Wchodząc w dorosłe życie, nie posiadał zbyt wiele poza żyłką przedsiębiorcy. Jego kariera przypominała "amerykański sen": zaczynał jako chłopiec na posyłki, zarabiając dolara i dwadzieścia centów na tydzień. Kiedy miał szesnaście lat, dostał pracę w przedsiębiorstwie telegraficznym. Dzięki fenomenalnej inteligencji potrafił ze słuchu odkodować depeszę telegraficzną, bez potrzeby patrzenia na kropki i kreski alfabetu Morse'a.

W 1860 r. 25-letni Carnegie poznał wynalazcę, który wymyślił i zaprojektował wagon sypialny. Razem zrewolucjonizowali podróże koleją w Ameryce, co przyniosło im ogromne dochody. Potem Carnegie szedł już od sukcesu do sukcesu. W 1864 r. za 40 tys. dolarów kupił działkę ziemi w Pensylwanii, na której znaleziono ropę, dzięki której zarobił pierwszy milion dolarów. Założył Carnegie Steel Company, które później przemianowano na U.S. Steel; stało się ono jednym z najpotężniejszych przedsiębiorstw w historii USA i świata. Budował mosty, statki, koleje, lokomotywy, uzbrojenie - wszystko, co można zrobić ze stali.

Ziemia obiecana zza oceanu

Carnegiego trudno było nazwać sentymentalnym. Zapewne sprawił to surowy klimat Dunfermline w Szkocji, gdzie spędził dzieciństwo, nim bieda wygoniła rodziców pracujących w lokalnym warsztacie tkackim na tułaczkę za chlebem do Nowego Świata. Szorstkość charakteru zaw­dzięczał też purytańskiemu wychowaniu i ciężkiej doli emigranta, który zdobywał wszystko w życiu mozolną pracą swoich rąk. Wyssany z mlekiem matki kalwinizm nobilitował nieco przyziemną pogoń za pieniądzem, ponieważ dla wielu protestantów prosperity była cnotą samą w sobie, by nie powiedzieć widomym znakiem łaski Bożej. Carnegie od najmłodszych lat był także wielbicielem Herberta Spencera, szkockiego myśliciela, zwolennika ekstremalnej formy darwinizmu społecznego, który mówił bez ogródek: "Społeczeństwo rozwija się, gdy najzdolniejsi jego członkowie mogą w sposób nieskrępowany ugruntować swoją pozycję, a najsłabiej wyposażonych przez naturę nikt nie próbuje sztucznie utrzymać przy życiu".

W tamtych czasach pisała się inna, dziś zapomniana, historia Ameryki.

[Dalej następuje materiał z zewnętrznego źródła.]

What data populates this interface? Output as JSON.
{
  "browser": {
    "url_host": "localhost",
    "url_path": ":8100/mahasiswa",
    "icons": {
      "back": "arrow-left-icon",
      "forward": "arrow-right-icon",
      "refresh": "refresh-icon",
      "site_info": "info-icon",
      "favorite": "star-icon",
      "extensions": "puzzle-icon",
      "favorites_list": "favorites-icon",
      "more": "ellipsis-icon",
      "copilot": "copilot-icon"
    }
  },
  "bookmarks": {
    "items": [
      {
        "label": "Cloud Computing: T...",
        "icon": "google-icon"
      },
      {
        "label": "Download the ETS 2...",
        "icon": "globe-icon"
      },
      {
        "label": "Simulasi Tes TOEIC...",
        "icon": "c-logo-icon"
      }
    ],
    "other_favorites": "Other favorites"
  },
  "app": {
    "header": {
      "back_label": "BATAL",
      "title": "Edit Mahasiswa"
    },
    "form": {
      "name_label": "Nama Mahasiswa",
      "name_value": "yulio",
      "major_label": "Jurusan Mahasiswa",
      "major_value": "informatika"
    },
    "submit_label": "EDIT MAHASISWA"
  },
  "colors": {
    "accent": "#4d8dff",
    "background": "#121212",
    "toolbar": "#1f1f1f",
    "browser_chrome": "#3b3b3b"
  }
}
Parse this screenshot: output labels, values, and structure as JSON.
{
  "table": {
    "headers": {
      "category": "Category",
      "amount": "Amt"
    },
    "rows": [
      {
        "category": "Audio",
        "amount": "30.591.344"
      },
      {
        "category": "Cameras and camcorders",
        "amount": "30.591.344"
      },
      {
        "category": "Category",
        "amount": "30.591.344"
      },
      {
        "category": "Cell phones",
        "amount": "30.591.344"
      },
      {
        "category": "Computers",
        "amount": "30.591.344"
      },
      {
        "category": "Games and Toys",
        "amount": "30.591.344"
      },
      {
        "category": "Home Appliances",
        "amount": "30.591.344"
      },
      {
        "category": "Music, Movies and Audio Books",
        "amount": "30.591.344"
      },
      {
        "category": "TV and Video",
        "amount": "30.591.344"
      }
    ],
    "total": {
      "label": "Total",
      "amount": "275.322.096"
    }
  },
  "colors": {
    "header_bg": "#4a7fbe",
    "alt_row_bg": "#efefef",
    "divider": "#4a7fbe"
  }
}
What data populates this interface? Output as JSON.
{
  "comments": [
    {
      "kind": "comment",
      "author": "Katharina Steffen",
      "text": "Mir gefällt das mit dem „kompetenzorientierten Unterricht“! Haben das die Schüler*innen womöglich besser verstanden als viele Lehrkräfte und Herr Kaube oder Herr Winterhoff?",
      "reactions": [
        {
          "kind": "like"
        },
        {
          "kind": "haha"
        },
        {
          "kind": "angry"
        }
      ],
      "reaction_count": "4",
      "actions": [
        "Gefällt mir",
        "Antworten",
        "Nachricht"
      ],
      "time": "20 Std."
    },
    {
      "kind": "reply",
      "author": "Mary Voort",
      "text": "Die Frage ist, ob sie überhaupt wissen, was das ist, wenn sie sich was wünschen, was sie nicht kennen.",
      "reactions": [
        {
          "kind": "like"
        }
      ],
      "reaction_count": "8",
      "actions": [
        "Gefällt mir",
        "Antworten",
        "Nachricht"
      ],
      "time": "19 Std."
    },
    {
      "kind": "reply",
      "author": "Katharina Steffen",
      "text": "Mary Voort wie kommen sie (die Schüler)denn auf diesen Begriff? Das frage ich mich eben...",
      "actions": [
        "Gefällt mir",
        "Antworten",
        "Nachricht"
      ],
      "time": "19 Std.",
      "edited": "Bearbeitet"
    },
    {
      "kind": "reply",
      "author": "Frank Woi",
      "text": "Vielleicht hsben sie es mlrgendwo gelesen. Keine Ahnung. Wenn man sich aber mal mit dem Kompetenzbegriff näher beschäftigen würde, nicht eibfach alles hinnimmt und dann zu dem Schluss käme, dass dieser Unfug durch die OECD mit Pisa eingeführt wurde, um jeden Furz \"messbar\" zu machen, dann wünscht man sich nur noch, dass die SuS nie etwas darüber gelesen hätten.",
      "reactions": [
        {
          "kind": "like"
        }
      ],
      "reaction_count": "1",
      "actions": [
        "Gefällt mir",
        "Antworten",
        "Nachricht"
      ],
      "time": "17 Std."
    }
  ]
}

Splendor zbudowanych przez Carnegiego filharmonii w Nowym Jorku i Pittsburghu sąsiadował ze slumsami na przedmieściach, brudnymi i ubogimi, pozbawionymi oświetlenia czy kanalizacji. Carnegie, jako właściciel hut i fabryk, nie patyczkował się z pracownikami. Zawód hutnika nigdy nie należał do przyjemnych, ale warunki pracy przy wytopie surówki na progu ery przemysłowej przypominały najczarniejszy koszmar. W latach 80. XIX wieku wypadki śmiertelne w miejscu pracy stanowiły blisko 20 proc. wszystkich zgonów w Pittsburghu. Praca przez 12 godzin na dobę, siedem dni w tygodniu sprawiała, że człowiek w wieku 40 lat wyglądał jak wrak. Prawo do urlopu przysługiwało raz w roku, 4 lipca, w Dzień Niepodległości. Kiedy wybuchał piec hutniczy w jednej z jego walcowni, Carnegie martwił się bardziej o zmniejszoną wydajność czy przestoje w pracy, niż o życie i zdrowie robotników. Preferowanym przez Carnegiego środkiem podnoszenia produktywności w zatrudnieniu było obniżanie wynagrodzeń. Dla tych, którzy protestowali, miał tylko jedną odpowiedź - lokaut.

Carnegie był jednym z tych, którzy zdusili w zarodku rodzący się amerykański ruch robotniczy. Za Oceanem nikt nie mówił o niezbywalnych prawach robotniczych, godnej pracy i sowitym wynagrodzeniu, zdobyczach socjalnych, jakie wywalczono w Wielkiej Brytanii i Niemczech. Codziennie do wybrzeży Ameryki przypływali nowi imigranci gotowi zacząć nowe życie i podjąć każdą pracę - w efekcie przemysłowcy mogli przebierać w robotnikach jak w ulęgałkach. Brak powszechnego sys­temu ubezpieczeń społecznych i związane z tym nierówności społeczne to jeden z do dzisiaj odczuwanych skutków tego stanu rzeczy.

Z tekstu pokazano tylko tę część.